Is the size of the school the best fit for me?
- Matt Dusek – This was a huge factor in my decision. This question also goes back to “does the school fit in with my academic ability.” I knew I would not pay attention in big lecture halls, even if they were in major courses. You need to be realistic with yourself, and ask, “can I be responsible enough to take care of my own work without a teacher hassling me?” For me, I was worried I wouldn’t pay attention so I wanted to go a school that had smaller classes (similar to my high school); I wanted classes to generally be around 30 people. Some of my classes were bigger, some of them were smaller.
- Greg Edmonds – This was one of the major factors for me in making my decision. I knew I wanted a school that was small to middle sized (small being 3,000 or more undergrad students and middle sized being around 12,000 to 15,000 undergrad students). I took a few visits to schools that were very large (20,000 + undergrad students) and l began to feel like just another number on campus. I wanted to go somewhere where I would know my professors and they would know me, somewhere where I could go seek academic help or a tutor and know them personally. Also, I knew I wanted a school with smaller lecture halls because sometimes classes with a couple of hundred students just turns into a lecture and PowerPoint presentation rather than a classroom.
- Taylor Stothoff– I think this was also a very important factor when choosing the right school for me. I went to a very small high school, and I was used to knowing everyone I saw. Penn State has over 40,000 students, and I thought to myself, “Would I get lost? How would I make friends?” Even though PSU is a huge school, it is easy to make it small. My teammates became my best friends, and in a way, we were like a fraternity. We hung out with each other every day, whether it was at practice, in class, at lunch, or at our house. Being a student-athlete, you are likely to be around other student-athletes too, so I was able to meet other people who were on the football, basketball, track, field hockey, and etc. I was also able to make friends when I lived in the dorms freshman year, and at class, so I was also able to have a range of friends during my time at Penn State.

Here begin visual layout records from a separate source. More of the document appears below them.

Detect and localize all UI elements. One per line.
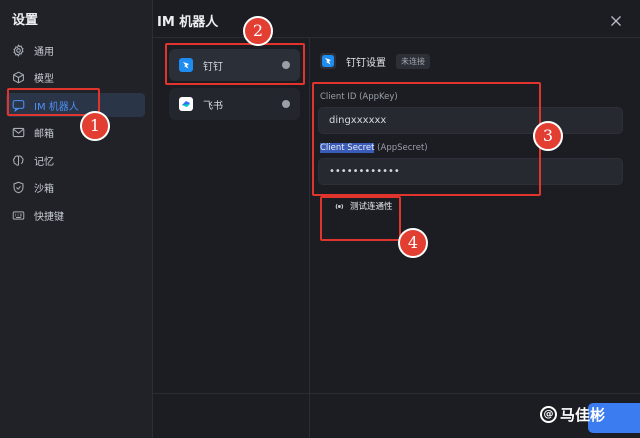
status-badge: 未连接 [396,53,430,69]
watermark-icon: @ [540,406,557,423]
sidebar-item-sandbox[interactable]: 沙箱 [6,176,145,200]
sidebar-nav: 通用 模型 IM 机器人 邮箱 记忆 沙箱 快捷键 [6,38,145,231]
bot-name: 飞书 [203,100,223,112]
toggle-switch[interactable] [282,100,290,108]
annotation-number-3: 3 [533,121,563,151]
settings-sidebar: 设置 通用 模型 IM 机器人 邮箱 记忆 沙箱 快捷键 [0,0,153,438]
sidebar-item-shortcuts[interactable]: 快捷键 [6,203,145,227]
sidebar-item-mail[interactable]: 邮箱 [6,121,145,145]
header-divider [153,37,640,38]
mail-icon [12,126,25,139]
sidebar-title: 设置 [12,13,39,28]
sidebar-item-label: 沙箱 [34,184,54,195]
annotation-number-2: 2 [243,16,273,46]
annotation-number-1: 1 [80,111,110,141]
sidebar-item-general[interactable]: 通用 [6,38,145,62]
annotation-box-4 [320,196,401,241]
panel-header: 钉钉设置 未连接 [320,50,630,72]
sidebar-item-label: 邮箱 [34,129,54,140]
brain-icon [12,154,25,167]
dingtalk-logo-icon [320,53,336,69]
bot-item-feishu[interactable]: 飞书 [169,88,300,120]
sidebar-item-label: 记忆 [34,156,54,168]
sidebar-item-label: 快捷键 [34,211,64,223]
keyboard-icon [12,209,25,222]
close-icon[interactable] [610,12,622,26]
sidebar-item-label: 通用 [34,46,54,58]
feishu-logo-icon [179,97,193,111]
watermark-text: 马佳彬 [560,406,606,424]
cube-icon [12,71,25,84]
sidebar-item-memory[interactable]: 记忆 [6,148,145,172]
footer-divider [153,393,640,394]
annotation-box-1 [7,88,100,116]
shield-icon [12,181,25,194]
dingtalk-settings-panel: 钉钉设置 未连接 Client ID (AppKey) Client Secre… [318,50,630,212]
gear-icon [12,43,25,57]
page-title: IM 机器人 [157,15,219,30]
watermark: @ 马佳彬 [540,404,605,425]
panel-title: 钉钉设置 [346,57,386,69]
sidebar-item-label: 模型 [34,74,54,85]
annotation-box-3 [312,82,541,196]
annotation-number-4: 4 [398,228,428,258]
annotation-box-2 [165,43,305,85]
sidebar-item-model[interactable]: 模型 [6,66,145,90]
column-divider [309,38,310,438]
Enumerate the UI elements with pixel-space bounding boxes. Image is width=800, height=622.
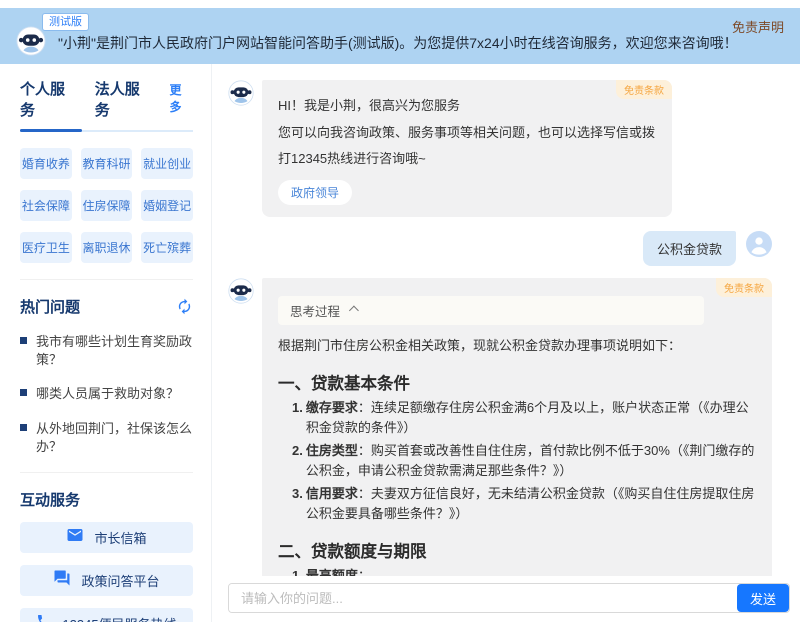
bot-message: 免责条款 HI！我是小荆，很高兴为您服务 您可以向我咨询政策、服务事项等相关问题… [228,80,772,217]
divider [20,472,193,473]
hot-question[interactable]: 从外地回荆门，社保该怎么办？ [20,420,193,456]
hotline-12345-button[interactable]: 12345便民服务热线 [20,608,193,622]
disclaimer-terms-badge[interactable]: 免责条款 [616,80,672,99]
service-button[interactable]: 社会保障 [20,190,72,221]
divider [20,279,193,280]
list-item: 2. 住房类型：购买首套或改善性自住住房，首付款比例不低于30%（《荆门缴存的公… [292,441,756,482]
chat-panel: 免责条款 HI！我是小荆，很高兴为您服务 您可以向我咨询政策、服务事项等相关问题… [212,64,800,622]
greeting-line: 您可以向我咨询政策、服务事项等相关问题，也可以选择写信或拨打12345热线进行咨… [278,120,656,173]
service-button[interactable]: 死亡殡葬 [141,232,193,263]
service-button[interactable]: 婚育收养 [20,148,72,179]
bot-avatar-icon [228,80,254,106]
section-heading: 一、贷款基本条件 [278,370,756,394]
suggested-topic-button[interactable]: 政府领导 [278,180,352,205]
service-button[interactable]: 教育科研 [81,148,133,179]
service-category-grid: 婚育收养 教育科研 就业创业 社会保障 住房保障 婚姻登记 医疗卫生 离职退休 … [20,148,193,263]
section-heading: 二、贷款额度与期限 [278,538,756,562]
service-button[interactable]: 离职退休 [81,232,133,263]
more-link[interactable]: 更多 [170,81,194,115]
service-button[interactable]: 住房保障 [81,190,133,221]
hot-question[interactable]: 哪类人员属于救助对象？ [20,385,193,403]
hot-question[interactable]: 我市有哪些计划生育奖励政策？ [20,333,193,369]
square-bullet-icon [20,389,27,396]
user-avatar-icon [746,231,772,257]
disclaimer-terms-badge[interactable]: 免责条款 [716,278,772,297]
answer-intro: 根据荆门市住房公积金相关政策，现就公积金贷款办理事项说明如下： [278,336,756,357]
square-bullet-icon [20,424,27,431]
answer-bubble: 免责条款 思考过程 根据荆门市住房公积金相关政策，现就公积金贷款办理事项说明如下… [262,278,772,576]
assistant-page: 测试版 "小荆"是荆门市人民政府门户网站智能问答助手(测试版)。为您提供7x24… [0,8,800,622]
phone-icon [36,613,52,622]
mail-icon [66,526,84,549]
greeting-line: HI！我是小荆，很高兴为您服务 [278,93,656,120]
thinking-process-toggle[interactable]: 思考过程 [278,296,704,325]
bot-message: 免责条款 思考过程 根据荆门市住房公积金相关政策，现就公积金贷款办理事项说明如下… [228,278,772,576]
beta-badge: 测试版 [42,13,89,31]
list-item: 1. 最高额度： [292,566,756,576]
list-item: 1. 缴存要求：连续足额缴存住房公积金满6个月及以上，账户状态正常（《办理公积金… [292,398,756,439]
mayor-mailbox-button[interactable]: 市长信箱 [20,522,193,553]
interactive-services-title: 互动服务 [20,489,80,510]
quota-list: 1. 最高额度： 单职工家庭：40万元 双职工家庭：60万元 硕士研究生最高可贷… [278,566,756,576]
hot-questions-title: 热门问题 [20,296,80,317]
bot-avatar-icon [228,278,254,304]
tab-corporate-services[interactable]: 法人服务 [95,78,154,120]
hot-question-list: 我市有哪些计划生育奖励政策？ 哪类人员属于救助对象？ 从外地回荆门，社保该怎么办… [20,333,193,456]
send-button[interactable]: 发送 [737,584,789,612]
service-tabs: 个人服务 法人服务 更多 [20,78,193,120]
robot-avatar-icon [16,26,46,56]
top-banner: 测试版 "小荆"是荆门市人民政府门户网站智能问答助手(测试版)。为您提供7x24… [0,8,800,64]
service-button[interactable]: 医疗卫生 [20,232,72,263]
disclaimer-statement-link[interactable]: 免责声明 [732,17,784,36]
service-button[interactable]: 婚姻登记 [141,190,193,221]
banner-intro-text: "小荆"是荆门市人民政府门户网站智能问答助手(测试版)。为您提供7x24小时在线… [58,33,738,53]
refresh-icon[interactable] [176,298,193,315]
square-bullet-icon [20,337,27,344]
list-item: 3. 信用要求：夫妻双方征信良好，无未结清公积金贷款（《购买自住住房提取住房公积… [292,484,756,525]
chevron-up-icon [349,305,359,315]
greeting-bubble: 免责条款 HI！我是小荆，很高兴为您服务 您可以向我咨询政策、服务事项等相关问题… [262,80,672,217]
tab-underline [20,130,193,132]
tab-personal-services[interactable]: 个人服务 [20,78,79,120]
message-list: 免责条款 HI！我是小荆，很高兴为您服务 您可以向我咨询政策、服务事项等相关问题… [212,64,800,576]
interactive-service-list: 市长信箱 政策问答平台 12345便民服务热线 [20,522,193,622]
question-input[interactable] [229,584,737,612]
chat-input-bar: 发送 [212,576,800,622]
conditions-list: 1. 缴存要求：连续足额缴存住房公积金满6个月及以上，账户状态正常（《办理公积金… [278,398,756,525]
user-message: 公积金贷款 [228,231,772,266]
service-button[interactable]: 就业创业 [141,148,193,179]
user-bubble: 公积金贷款 [643,231,736,266]
policy-qa-platform-button[interactable]: 政策问答平台 [20,565,193,596]
sidebar: 个人服务 法人服务 更多 婚育收养 教育科研 就业创业 社会保障 住房保障 婚姻… [0,64,212,622]
chat-bubbles-icon [53,569,71,592]
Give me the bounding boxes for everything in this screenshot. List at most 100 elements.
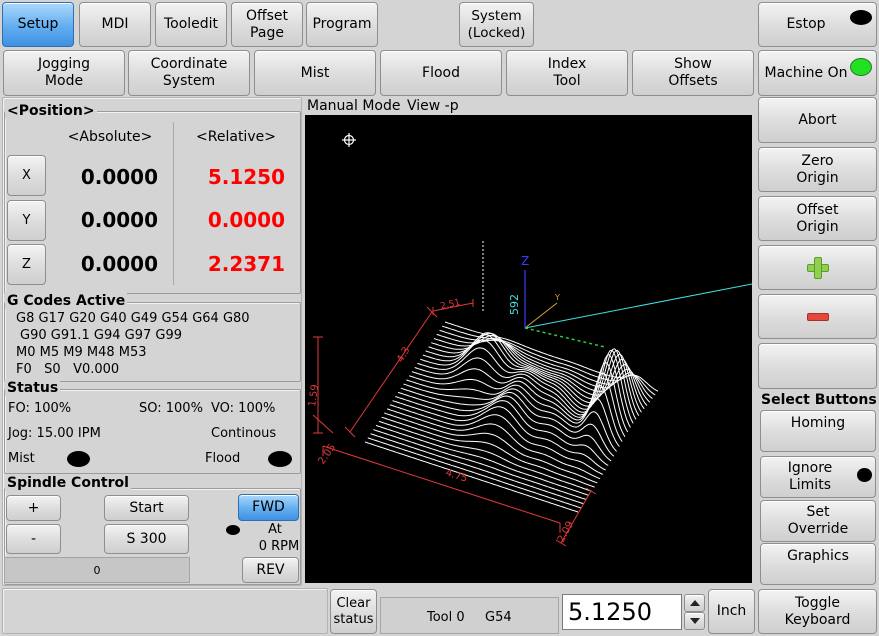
mist-led-icon — [67, 451, 90, 467]
offset-page-tab-button[interactable]: Offset Page — [231, 2, 303, 47]
offset-origin-button[interactable]: Offset Origin — [758, 196, 877, 241]
plus-icon — [808, 258, 828, 278]
mist-button[interactable]: Mist — [254, 50, 376, 96]
program-tab-button[interactable]: Program — [306, 2, 378, 47]
gcodes-title: G Codes Active — [5, 293, 128, 309]
entry-decrement-button[interactable] — [684, 612, 705, 630]
dimension-label-top: 2.51 — [440, 298, 462, 312]
machine-on-label: Machine On — [764, 64, 848, 81]
spindle-start-button[interactable]: Start — [104, 495, 189, 521]
ignore-limits-button[interactable]: Ignore Limits — [760, 456, 876, 498]
set-override-button[interactable]: Set Override — [760, 500, 876, 542]
index-tool-button[interactable]: Index Tool — [506, 50, 628, 96]
current-tool-text: Tool 0 — [427, 610, 465, 625]
toolpath-line — [373, 429, 587, 501]
spindle-rpm-text: 0 RPM — [258, 539, 300, 554]
spindle-decrease-button[interactable]: - — [6, 524, 61, 554]
toolpath-line — [442, 325, 656, 396]
spindle-speed-button[interactable]: S 300 — [104, 524, 189, 554]
gcodes-line: G90 G91.1 G94 G97 G99 — [20, 328, 183, 343]
toolpath-line — [370, 433, 584, 505]
setup-tab-button[interactable]: Setup — [2, 2, 74, 47]
relative-header: <Relative> — [196, 129, 276, 145]
arrow-up-icon — [689, 600, 700, 606]
feed-override-text: FO: 100% — [8, 401, 72, 416]
z-axis-label: Z — [521, 254, 529, 268]
absolute-header: <Absolute> — [67, 129, 153, 145]
position-title: <Position> — [5, 103, 97, 119]
spindle-load-text: 0 — [93, 563, 101, 577]
spindle-increase-button[interactable]: + — [6, 495, 61, 521]
dimension-label-height: 1.59 — [307, 384, 321, 408]
toggle-keyboard-button[interactable]: Toggle Keyboard — [758, 589, 877, 634]
dimension-label-left: 4.3 — [395, 345, 412, 364]
tooledit-tab-button[interactable]: Tooledit — [155, 2, 227, 47]
flood-status-label: Flood — [205, 451, 241, 466]
y-axis-label: Y — [554, 293, 560, 302]
toolpath-preview[interactable]: Z Y 592 2.51 4.3 1.59 2.05 4.75 2.09 — [305, 115, 752, 583]
gcodes-line: M0 M5 M9 M48 M53 — [16, 345, 147, 360]
axis-z-button[interactable]: Z — [7, 244, 46, 285]
position-column-divider — [173, 122, 174, 285]
spindle-title: Spindle Control — [5, 475, 131, 491]
spindle-reverse-button[interactable]: REV — [242, 557, 299, 583]
homing-button[interactable]: Homing — [760, 410, 876, 452]
axis-x-relative-value: 5.1250 — [207, 165, 285, 189]
ignore-limits-label: Ignore Limits — [787, 460, 833, 493]
dimension-line-left — [344, 306, 438, 438]
estop-button[interactable]: Estop — [758, 2, 877, 47]
axis-y-relative-value: 0.0000 — [207, 208, 285, 232]
gcodes-line: F0 S0 V0.000 — [16, 362, 120, 377]
axis-value-label: 592 — [508, 294, 521, 315]
entry-increment-button[interactable] — [684, 594, 705, 612]
toolpath-line — [364, 441, 579, 513]
estop-led-icon — [850, 10, 872, 25]
axis-z-absolute-value: 0.0000 — [80, 252, 158, 276]
mdi-tab-button[interactable]: MDI — [79, 2, 151, 47]
message-area — [2, 588, 328, 634]
axis-z-relative-value: 2.2371 — [207, 252, 285, 276]
zero-origin-button[interactable]: Zero Origin — [758, 147, 877, 192]
x-axis-line — [524, 327, 606, 348]
abort-button[interactable]: Abort — [758, 97, 877, 143]
spindle-load-bar: 0 — [4, 557, 190, 583]
increase-button[interactable] — [758, 245, 877, 290]
axis-y-absolute-value: 0.0000 — [80, 208, 158, 232]
select-buttons-title: Select Buttons — [759, 392, 879, 408]
jogging-mode-button[interactable]: Jogging Mode — [3, 50, 125, 96]
toolpath-line — [378, 420, 592, 492]
dimension-label-right: 2.09 — [556, 520, 576, 545]
plus-icon-center — [815, 265, 821, 271]
estop-label: Estop — [786, 16, 826, 32]
toolpath-line — [403, 383, 617, 452]
mist-status-label: Mist — [8, 451, 35, 466]
spindle-at-speed-led-icon — [226, 525, 240, 535]
spindle-forward-button[interactable]: FWD — [238, 494, 299, 521]
arrow-down-icon — [689, 618, 700, 624]
toolpath-line — [400, 387, 615, 457]
decrease-button[interactable] — [758, 294, 877, 339]
ignore-limits-led-icon — [857, 468, 872, 482]
preview-mode-label: Manual Mode — [307, 98, 401, 114]
blank-button[interactable] — [758, 343, 877, 389]
axis-x-button[interactable]: X — [7, 155, 46, 196]
graphics-button[interactable]: Graphics — [760, 543, 876, 585]
machine-on-button[interactable]: Machine On — [758, 50, 877, 96]
minus-icon — [808, 314, 828, 320]
axis-y-button[interactable]: Y — [7, 200, 46, 241]
coordinate-system-button[interactable]: Coordinate System — [128, 50, 250, 96]
units-inch-button[interactable]: Inch — [708, 589, 755, 634]
system-locked-button[interactable]: System (Locked) — [459, 2, 534, 47]
axis-x-absolute-value: 0.0000 — [80, 165, 158, 189]
dimension-label-corner: 2.05 — [316, 442, 338, 467]
clear-status-button[interactable]: Clear status — [330, 589, 377, 634]
y-axis-line — [524, 302, 558, 329]
numeric-entry-field[interactable]: 5.1250 — [562, 594, 682, 630]
machine-on-led-icon — [850, 58, 872, 76]
show-offsets-button[interactable]: Show Offsets — [632, 50, 754, 96]
flood-button[interactable]: Flood — [380, 50, 502, 96]
toolpath-preview-canvas[interactable]: Z Y 592 2.51 4.3 1.59 2.05 4.75 2.09 — [305, 115, 752, 583]
jog-rate-text: Jog: 15.00 IPM — [8, 426, 101, 441]
spindle-at-speed-label: At — [268, 522, 282, 537]
dimension-group — [312, 299, 597, 547]
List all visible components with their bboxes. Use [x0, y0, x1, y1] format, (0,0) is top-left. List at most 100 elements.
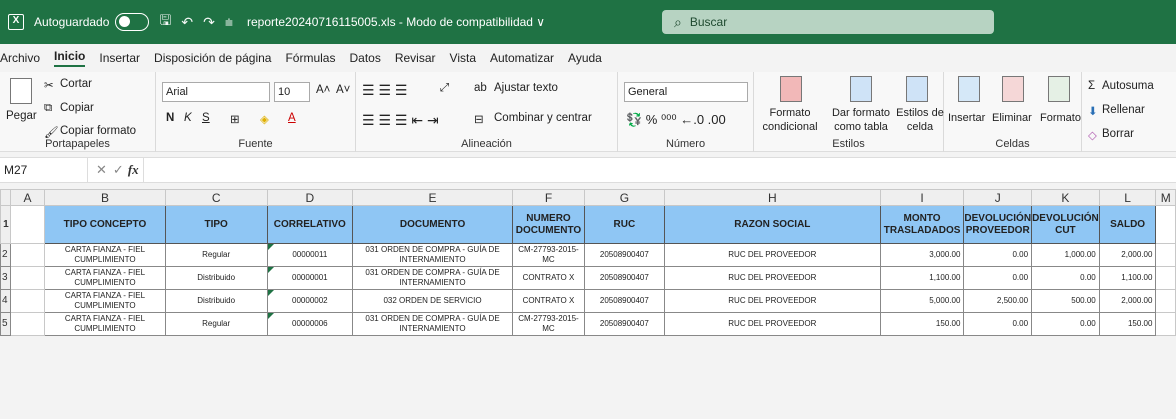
- cell[interactable]: Regular: [164, 243, 268, 267]
- cell[interactable]: 1,000.00: [1031, 243, 1100, 267]
- tab-automatizar[interactable]: Automatizar: [490, 51, 554, 65]
- column-header[interactable]: J: [963, 189, 1033, 206]
- cell[interactable]: 2,000.00: [1098, 289, 1157, 313]
- cell[interactable]: [9, 312, 46, 336]
- cell[interactable]: RUC DEL PROVEEDOR: [663, 266, 881, 290]
- column-header[interactable]: M: [1155, 189, 1176, 206]
- fill-button[interactable]: Rellenar: [1102, 104, 1145, 116]
- orientation-icon[interactable]: ⤢: [440, 82, 449, 95]
- cell[interactable]: CM-27793-2015-MC: [512, 243, 585, 267]
- cell[interactable]: CARTA FIANZA - FIEL CUMPLIMIENTO: [44, 243, 166, 267]
- cell[interactable]: Regular: [164, 312, 268, 336]
- redo-icon[interactable]: ↷: [203, 14, 215, 31]
- number-format-select[interactable]: General: [624, 82, 748, 102]
- underline-button[interactable]: S: [202, 112, 210, 124]
- currency-percent-icons[interactable]: 💱 % ⁰⁰⁰ ←.0 .00: [626, 112, 726, 128]
- bold-button[interactable]: N: [166, 112, 174, 124]
- cell[interactable]: 2,500.00: [963, 289, 1033, 313]
- column-header[interactable]: L: [1098, 189, 1157, 206]
- insert-function-icon[interactable]: fx: [128, 162, 139, 178]
- font-name-select[interactable]: Arial: [162, 82, 270, 102]
- tab-formulas[interactable]: Fórmulas: [285, 51, 335, 65]
- cell[interactable]: 20508900407: [583, 312, 665, 336]
- autosave-toggle[interactable]: [115, 13, 150, 31]
- copy-format-button[interactable]: Copiar formato: [60, 125, 136, 137]
- save-icon[interactable]: 🖫: [159, 10, 171, 34]
- document-title[interactable]: reporte20240716115005.xls - Modo de comp…: [247, 15, 545, 29]
- row-header[interactable]: 1: [0, 205, 11, 244]
- column-header[interactable]: K: [1031, 189, 1100, 206]
- cell[interactable]: 0.00: [963, 243, 1033, 267]
- cell[interactable]: 0.00: [963, 312, 1033, 336]
- tab-inicio[interactable]: Inicio: [54, 49, 86, 67]
- autosum-button[interactable]: Autosuma: [1102, 80, 1154, 92]
- undo-icon[interactable]: ↶: [181, 14, 193, 31]
- cell[interactable]: CONTRATO X: [512, 266, 585, 290]
- cell[interactable]: CARTA FIANZA - FIEL CUMPLIMIENTO: [44, 312, 166, 336]
- cell[interactable]: [1155, 205, 1176, 244]
- cell[interactable]: CONTRATO X: [512, 289, 585, 313]
- cell[interactable]: [9, 243, 46, 267]
- cell[interactable]: 031 ORDEN DE COMPRA - GUÍA DE INTERNAMIE…: [351, 243, 514, 267]
- cell[interactable]: 1,100.00: [1098, 266, 1157, 290]
- cell[interactable]: 3,000.00: [879, 243, 965, 267]
- cell[interactable]: 150.00: [1098, 312, 1157, 336]
- formula-input[interactable]: [142, 158, 1176, 182]
- cell[interactable]: [9, 266, 46, 290]
- cell[interactable]: 00000001: [266, 266, 353, 290]
- confirm-icon[interactable]: ✓: [113, 162, 124, 178]
- cell[interactable]: 2,000.00: [1098, 243, 1157, 267]
- cell[interactable]: 150.00: [879, 312, 965, 336]
- cell[interactable]: CARTA FIANZA - FIEL CUMPLIMIENTO: [44, 289, 166, 313]
- cell[interactable]: 00000011: [266, 243, 353, 267]
- cell[interactable]: 500.00: [1031, 289, 1100, 313]
- cell[interactable]: 031 ORDEN DE COMPRA - GUÍA DE INTERNAMIE…: [351, 312, 514, 336]
- fill-color-icon[interactable]: ◈: [260, 112, 269, 126]
- wrap-text-button[interactable]: Ajustar texto: [494, 82, 558, 94]
- cell[interactable]: 1,100.00: [879, 266, 965, 290]
- header-cell[interactable]: NUMERO DOCUMENTO: [512, 205, 585, 244]
- align-left-icon[interactable]: ☰ ☰ ☰ ⇤ ⇥: [362, 112, 439, 129]
- delete-cells-button[interactable]: Eliminar: [992, 112, 1032, 124]
- cell[interactable]: RUC DEL PROVEEDOR: [663, 289, 881, 313]
- row-header[interactable]: 2: [0, 243, 11, 267]
- header-cell[interactable]: MONTO TRASLADADOS: [879, 205, 965, 244]
- header-cell[interactable]: DOCUMENTO: [351, 205, 514, 244]
- column-header[interactable]: D: [266, 189, 353, 206]
- insert-cells-button[interactable]: Insertar: [948, 112, 985, 124]
- column-header[interactable]: A: [9, 189, 46, 206]
- column-header[interactable]: G: [583, 189, 665, 206]
- tab-datos[interactable]: Datos: [349, 51, 380, 65]
- cell[interactable]: CM-27793-2015-MC: [512, 312, 585, 336]
- cell[interactable]: [1155, 289, 1176, 313]
- tab-insertar[interactable]: Insertar: [99, 51, 140, 65]
- cell[interactable]: 031 ORDEN DE COMPRA - GUÍA DE INTERNAMIE…: [351, 266, 514, 290]
- cell[interactable]: CARTA FIANZA - FIEL CUMPLIMIENTO: [44, 266, 166, 290]
- cell[interactable]: [1155, 266, 1176, 290]
- format-as-table-button[interactable]: Dar formato como tabla: [826, 106, 896, 134]
- cell[interactable]: RUC DEL PROVEEDOR: [663, 243, 881, 267]
- header-cell[interactable]: CORRELATIVO: [266, 205, 353, 244]
- row-header[interactable]: 4: [0, 289, 11, 313]
- cell[interactable]: 5,000.00: [879, 289, 965, 313]
- copy-button[interactable]: Copiar: [60, 102, 94, 114]
- header-cell[interactable]: TIPO: [164, 205, 268, 244]
- column-header[interactable]: B: [44, 189, 166, 206]
- italic-button[interactable]: K: [184, 112, 192, 124]
- cell[interactable]: 20508900407: [583, 289, 665, 313]
- header-cell[interactable]: RAZON SOCIAL: [663, 205, 881, 244]
- customize-toolbar-icon[interactable]: ⩧: [225, 14, 233, 31]
- column-header[interactable]: I: [879, 189, 965, 206]
- header-cell[interactable]: SALDO: [1098, 205, 1157, 244]
- align-top-icon[interactable]: ☰ ☰ ☰: [362, 82, 407, 99]
- format-cells-button[interactable]: Formato: [1040, 112, 1081, 124]
- clear-button[interactable]: Borrar: [1102, 128, 1134, 140]
- font-color-icon[interactable]: A: [288, 112, 296, 124]
- column-header[interactable]: H: [663, 189, 881, 206]
- merge-center-button[interactable]: Combinar y centrar: [494, 112, 592, 124]
- conditional-format-button[interactable]: Formato condicional: [756, 106, 824, 134]
- cell[interactable]: Distribuido: [164, 266, 268, 290]
- header-cell[interactable]: TIPO CONCEPTO: [44, 205, 166, 244]
- cell[interactable]: 20508900407: [583, 266, 665, 290]
- column-header[interactable]: C: [164, 189, 268, 206]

- Jack Runkel – I went to a very small high school (400 students) so I definitely wanted a small atmosphere and a tight knit community. Loyola is only 3,600 students and definitely has a great community feel.
- Ryan Corrigan – Belmont Abbey is a very small school. The total number of undergrad attendees is about 1,000. I personally really liked the size of the school, I felt like I knew everyone on the campus. When you go to a big school, I think it’s easy to get lost in the numbers. Because the school is smaller our classes only had 25-35 people, this was beneficial for me because I each of my teachers knew me by name when I walked up and asked them a question.
- Justin Ward – As a high school student, most of my classes were about 25 students or less. I felt that I learned best in this environment because I could engage with both my teachers as well as my students. I was a student who needed to have access to my teacher in order to master the material at hand. I knew that I needed to be in a similar setting during my college years. Loyola afforded me the same classroom environment. In my four years at Loyola, I only had one class that had over 30 students in it. Other than that all other classes were small (roughly 25 students) which allowed me to get to know my professors and classmates.